Turkmenistan, Afghanistan inaugurate new rail link

IMAMNAZAR STATION, Turkmenistan – The presidents of Turkmenistan and Afghanistan on Monday officially opened a new railroad that will link the oil-rich former Soviet republic with Afghanistan.

Turkmen President Gurbanguly Berdymukhamedov and his Afghan counterpart, Ashraf Ghani, put on white work mittens at the Imamnazar station on the Turkmen side of the border on Monday to tighten the screw on a rail at the platform which was covered with expensive Turkmen carpets for the ceremony.

The new railroad will bring Turkmen goods to Afghanistan, and the first freight train has departed, carrying grain, flour and some construction materials.
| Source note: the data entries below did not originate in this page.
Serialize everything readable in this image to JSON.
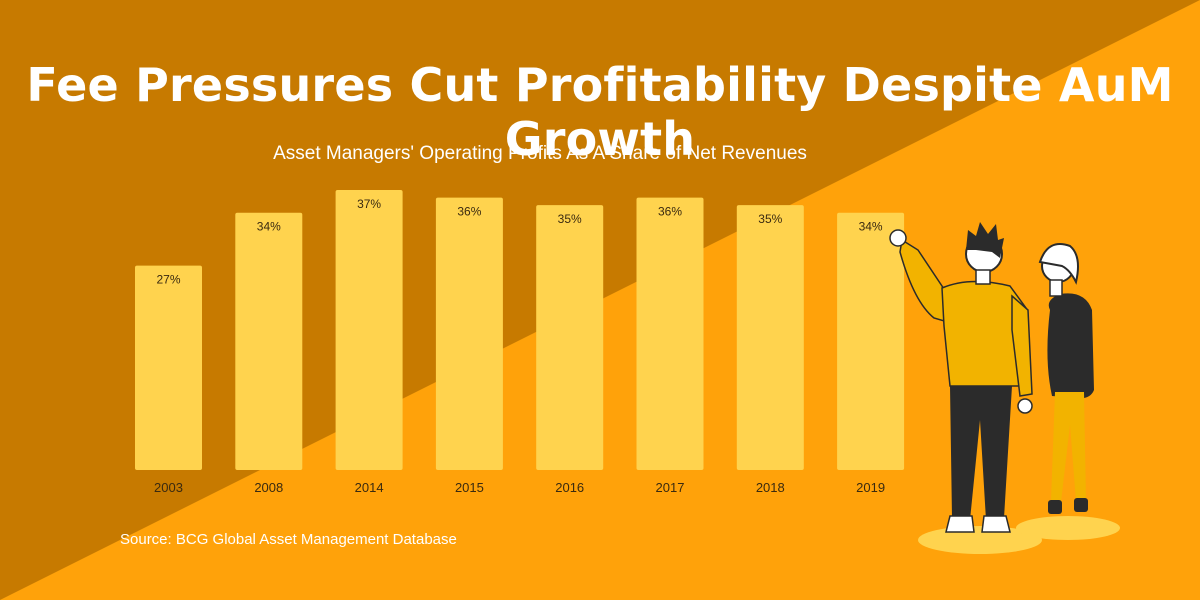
{
  "colors": {
    "background_dark": "#C77A00",
    "background_light": "#FFA20A",
    "bar": "#FFD34E",
    "text_white": "#FFFFFF",
    "text_dark": "#3A2A10"
  },
  "chart_data": {
    "type": "bar",
    "title": "Fee Pressures Cut Profitability Despite AuM Growth",
    "subtitle": "Asset Managers' Operating Profits As A Share of Net Revenues",
    "categories": [
      "2003",
      "2008",
      "2014",
      "2015",
      "2016",
      "2017",
      "2018",
      "2019"
    ],
    "values": [
      27,
      34,
      37,
      36,
      35,
      36,
      35,
      34
    ],
    "value_labels": [
      "27%",
      "34%",
      "37%",
      "36%",
      "35%",
      "36%",
      "35%",
      "34%"
    ],
    "xlabel": "",
    "ylabel": "",
    "ylim": [
      0,
      37
    ],
    "grid": false,
    "source": "Source: BCG Global Asset Management Database"
  },
  "illustration": {
    "name": "two-people-looking-at-chart"
  }
}
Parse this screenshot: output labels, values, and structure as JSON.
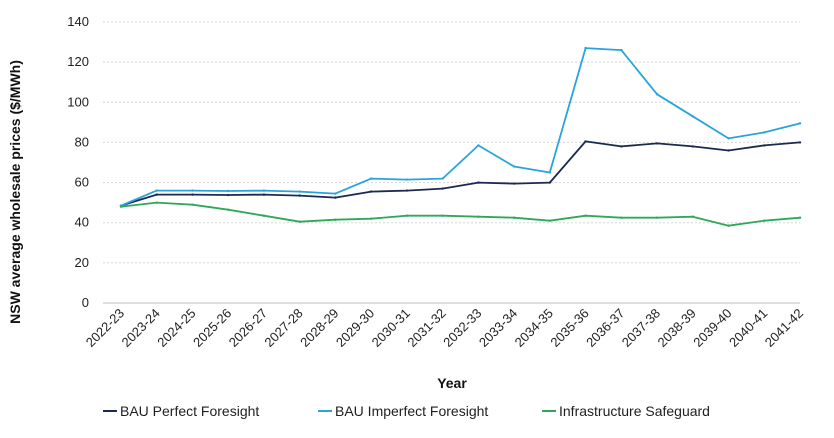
{
  "chart_data": {
    "type": "line",
    "title": "",
    "xlabel": "Year",
    "ylabel": "NSW average wholesale prices ($/MWh)",
    "ylim": [
      0,
      140
    ],
    "yticks": [
      "0",
      "20",
      "40",
      "60",
      "80",
      "100",
      "120",
      "140"
    ],
    "grid": "horizontal dashed",
    "legend_position": "bottom",
    "categories": [
      "2022-23",
      "2023-24",
      "2024-25",
      "2025-26",
      "2026-27",
      "2027-28",
      "2028-29",
      "2029-30",
      "2030-31",
      "2031-32",
      "2032-33",
      "2033-34",
      "2034-35",
      "2035-36",
      "2036-37",
      "2037-38",
      "2038-39",
      "2039-40",
      "2040-41",
      "2041-42"
    ],
    "series": [
      {
        "name": "BAU Perfect Foresight",
        "color": "#1b2a52",
        "values": [
          48.5,
          54,
          54,
          53.8,
          54,
          53.5,
          52.5,
          55.5,
          56,
          57,
          60,
          59.5,
          60,
          80.5,
          78,
          79.5,
          78,
          76,
          78.5,
          80
        ]
      },
      {
        "name": "BAU Imperfect Foresight",
        "color": "#29a3dc",
        "values": [
          48.5,
          56,
          56,
          55.8,
          56,
          55.5,
          54.5,
          62,
          61.5,
          62,
          78.5,
          68,
          65,
          127,
          126,
          104,
          93,
          82,
          85,
          89.5
        ]
      },
      {
        "name": "Infrastructure Safeguard",
        "color": "#2fa85a",
        "values": [
          48,
          50,
          49,
          46.5,
          43.5,
          40.5,
          41.5,
          42,
          43.5,
          43.5,
          43,
          42.5,
          41,
          43.5,
          42.5,
          42.5,
          43,
          38.5,
          41,
          42.5
        ]
      }
    ]
  }
}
“The launch of the new road presents significant opportunities for Afghanistan, Tajikistan, China, India, Pakistan and the Pacific region and creates favourable conditions for increasing freight traffic all the way onto Iran, Kazakhstan, Russia, Azerbaijan and Europe,” Berdymukhamedov said at the ceremony.

Ghani hailed the new railroad as “a dream of the Afghan people coming true.”

The two presidents also formally opened a new oil terminal on the border.

Turkmenistan’s ambition is to extend the 88-kilometre road further east to Tajikistan, Kyrgyzstan and onward to China. Two years earlier, Turkmenistan inaugurated a railroad that linked another former Soviet republic, the oil-rich Kazakhstan, with the Persian Gulf via Iran.